Zu Besuch im Kosovo 2010

Begegnungsreise

Aktive Suche nach Kindern mit Behinderung

Im Gespräch mit der Leiterin der BehindertenhilfeIm Zentrum für Frühförderung: Sybille Schmöger und Jörg Kilian im Gespräch mit Ida Delhysa, Leiterin der Behindertenhilfe der Caritas Prizren (v. l. n. r.) Christine Decker / Caritas international

Von 20. bis 25. September besuchten Sybille Schmöger, Leiterin der Beratungs- und Servicestelle im Dominikus-Ringeisen-Werk in Ursberg, und Jörg Kilian, Mitarbeiter der Caritas Werkstätten in Sinzig, im Rahmen der Aktion "Caritas für Caritas" die Projekte der Caritas-Behindertenhilfe in Prizren.

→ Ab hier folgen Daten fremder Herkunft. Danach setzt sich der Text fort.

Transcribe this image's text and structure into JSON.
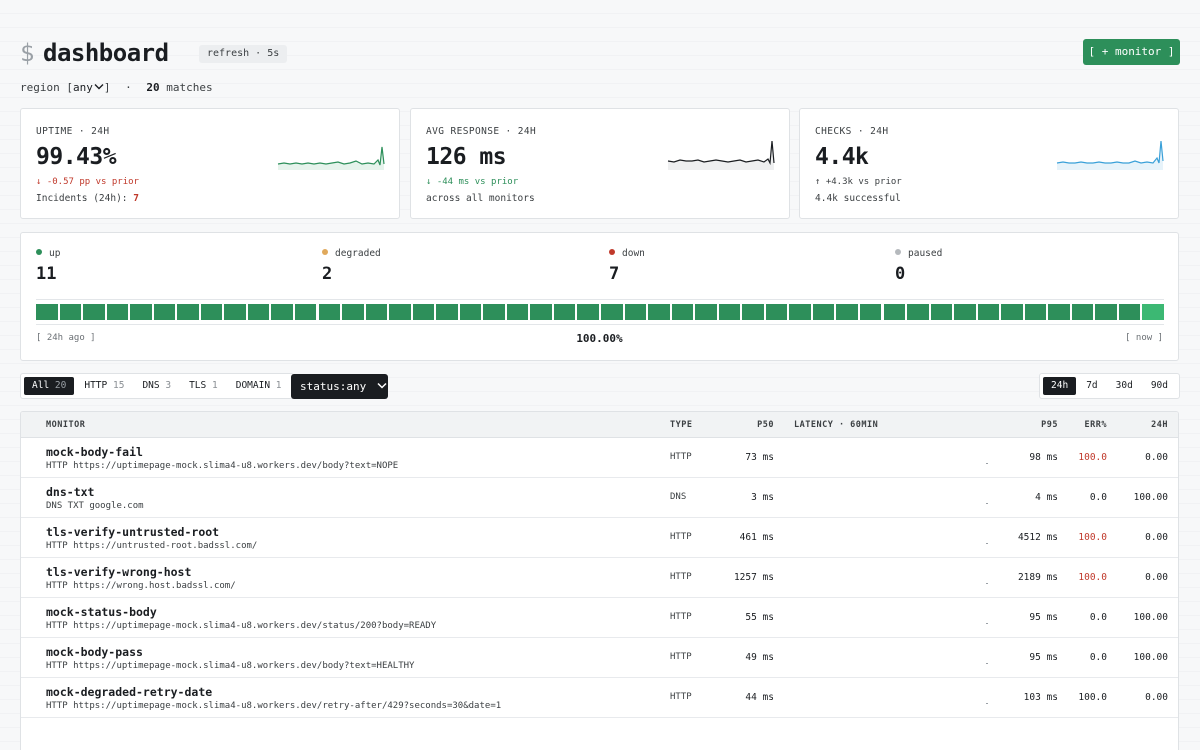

Tief berührt zeigten sich Sybille Schmöger und Jörg Kilian nach ihren Besuchen bei Familien mit behinderten Kindern. Hier werde sehr schnell deutlich, ob ein behindertes Kind als gleichwertiges Familienmitglied angenommen werde oder nicht, so der Eindruck der Besucher aus Deutschland. Schon ein kurzer Blick in das familiäre Umfeld lasse die Entwicklungschancen für ein Kind mit Behinderung erkennen. Defizite in der Familie ließen sich auch durch die sehr professionelle Hilfe der Caritas nur bedingt ausgleichen.

"Hier können wir viel lernen"

"Während wir in Deutschland darauf warten, dass die Menschen zu uns kommen, gehen die Kolleg(inn)en der Caritas Prizren auf Eltern mit behinderten Kindern zu. Und sie suchen sie sogar, weil die Kinder sonst gar keine Chance auf Förderung und Unterstützung bekämen", stellte Sybille Schmöger fest. "Wir haben wenig Einblick in das familiäre Umfeld unserer Klienten. Hier können wir viel von den Kolleginnen lernen."

Nach dem Kosovo-Krieg 1999 finanzierte Caritas international zunächst die Instandsetzung der staatlichen Gehörlosenschule, der einzigen im Kosovo. Danach begleitete das neu gegründete Regionalbüro der Caritas Kosovo in Prizren den Aufbau einer Behindertenwerkstatt mit den Arbeitsbereichen Holz, Metall und Textil. Ebenfalls auf dem Gelände der Gehörlosenschule befindet sich der von der Caritas gegründete inklusive Kindergarten für etwa 40 Kinder, zur Hälfte Kinder mit Behinderung.

Darüber hinaus bietet die Caritas im städtischen Ärztezentrum Beratung und Frühförderung für Kinder mit Behinderung an. Kinder, deren Eltern keine Möglichkeit haben, sie regelmäßig zur Frühförderung zu bringen, werden zu Hause besucht und betreut. Durch diese und andere soziale Modellprojekte, die nach der Pilotphase in das staatliche Sozialwesen übergeben werden, nimmt die Caritas Kosovo ihre Rolle wahr, die Armen und Ausgegrenzten durch Hilfe und Fürsprache zu begleiten.